Mamá a un costado, ni la quería ver, no quería molestarla. Pero parece que ella sí me vio, se acercó y me abrazó. Apoyé la cabeza en su cintura; supe que ella también lloraba. Seguíamos sin hablarnos.
¿Vamos?, me preguntó. Empezamos a caminar, esta vez por adentro del cementerio. Volvimos a hablar como si nada hubiera pasado. Mirá lo que le pusieron a éste, un espanto, y esto es el osario, acá tiran los huesos, cuando ningún familiar reclama vienen y lo tiran acá.
Fue repetir la misma conversación que teníamos antes de entrar.
Y el recorrido siguiente era obligatorio: teníamos que ver a papá, al abuelo y al tío. Nos perdimos como siempre, parecía que la abuela había quedado en el olvido, que era otro día.

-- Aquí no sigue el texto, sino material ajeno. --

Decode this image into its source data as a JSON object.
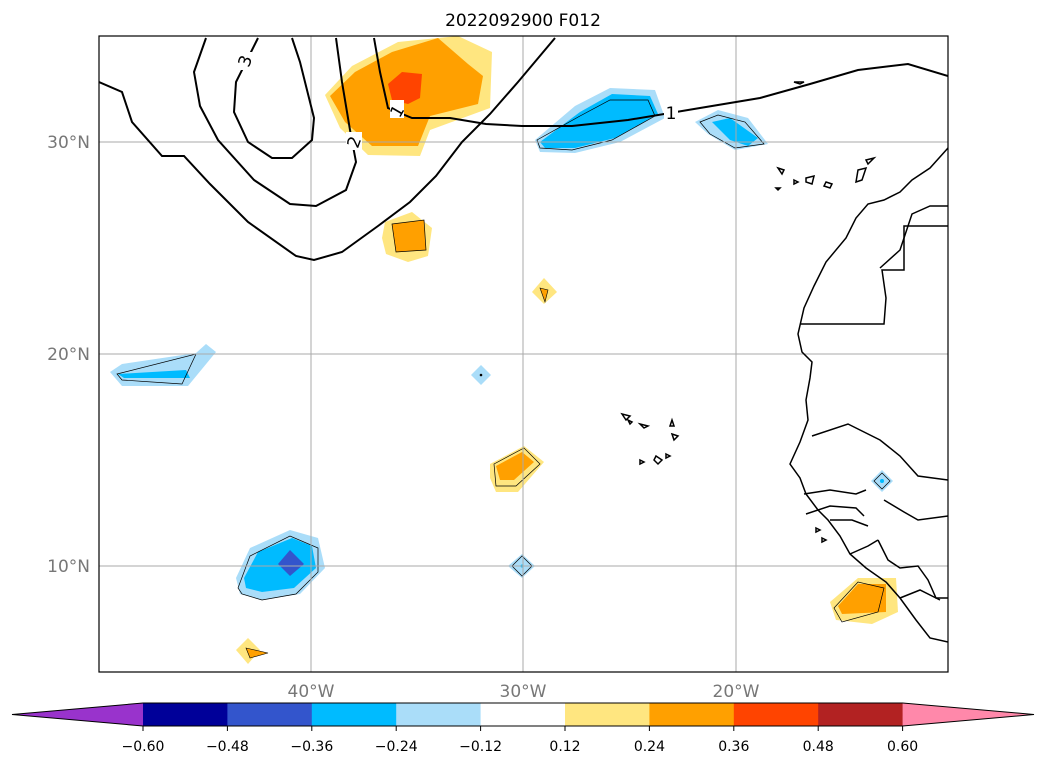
{
  "title": "2022092900 F012",
  "lat_labels": [
    "30°N",
    "20°N",
    "10°N"
  ],
  "lon_labels": [
    "40°W",
    "30°W",
    "20°W"
  ],
  "contour_labels": [
    "3",
    "2",
    "1",
    "1"
  ],
  "colorbar": {
    "ticks": [
      "−0.60",
      "−0.48",
      "−0.36",
      "−0.24",
      "−0.12",
      "0.12",
      "0.24",
      "0.36",
      "0.48",
      "0.60"
    ],
    "colors": [
      "#9933cc",
      "#000099",
      "#3355cc",
      "#00bbff",
      "#aaddf9",
      "#ffffff",
      "#ffe680",
      "#ffa000",
      "#ff4400",
      "#b22222",
      "#ff88aa"
    ]
  },
  "colors": {
    "light_blue": "#aaddf9",
    "sky_blue": "#00bbff",
    "mid_blue": "#3355cc",
    "light_yellow": "#ffe680",
    "orange": "#ffa000",
    "red_orange": "#ff4400",
    "grid": "#aaaaaa"
  }
}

Tuvimos que salir del cementerio porque nos resultaba más fácil encontrar el nicho.
Ahí vine con Andrea, leo el cartel: Morgue. Esta es la morgue, no sabía que estaba acá. Sí, me dice mamá, por esa puerta me atendió una señora y ahí, ves ese portón, ahí está heladera en donde van todos los muertos.
Dulces conversaciones con mamá. Las lágrimas se iban secando.
Siempre nos cuesta encontrar a papá, nos separamos pero ninguna acertaba. Por ahí lo vemos. Está ahí, ah, mirá, le pusieron flores, me dicen mamá. Sí, claveles de muerto, le digo; bueno, seguro fue tu tía; sí, le digo, es una grande, pero son de muerto. Rojos y blancos, para no perder la costumbre pincharrata.
No duró mucho la visita. ¿Está un poco más asimilado? ¿Duele menos? ¿Es costumbre? Sensaciones, miles. Otra vez la pregunta: ¿estás ahí? Como si alguien me fuese a contestar.
El silencio había vuelto a ganar el terreno.
Mamá empezó a caminar antes que yo. Lo único que dije, o mejor dicho que le dije a papá en voz alta fue: Estudiantes empató 0 a 0, partido aburridísimo, no te perdiste de nada; y me fui.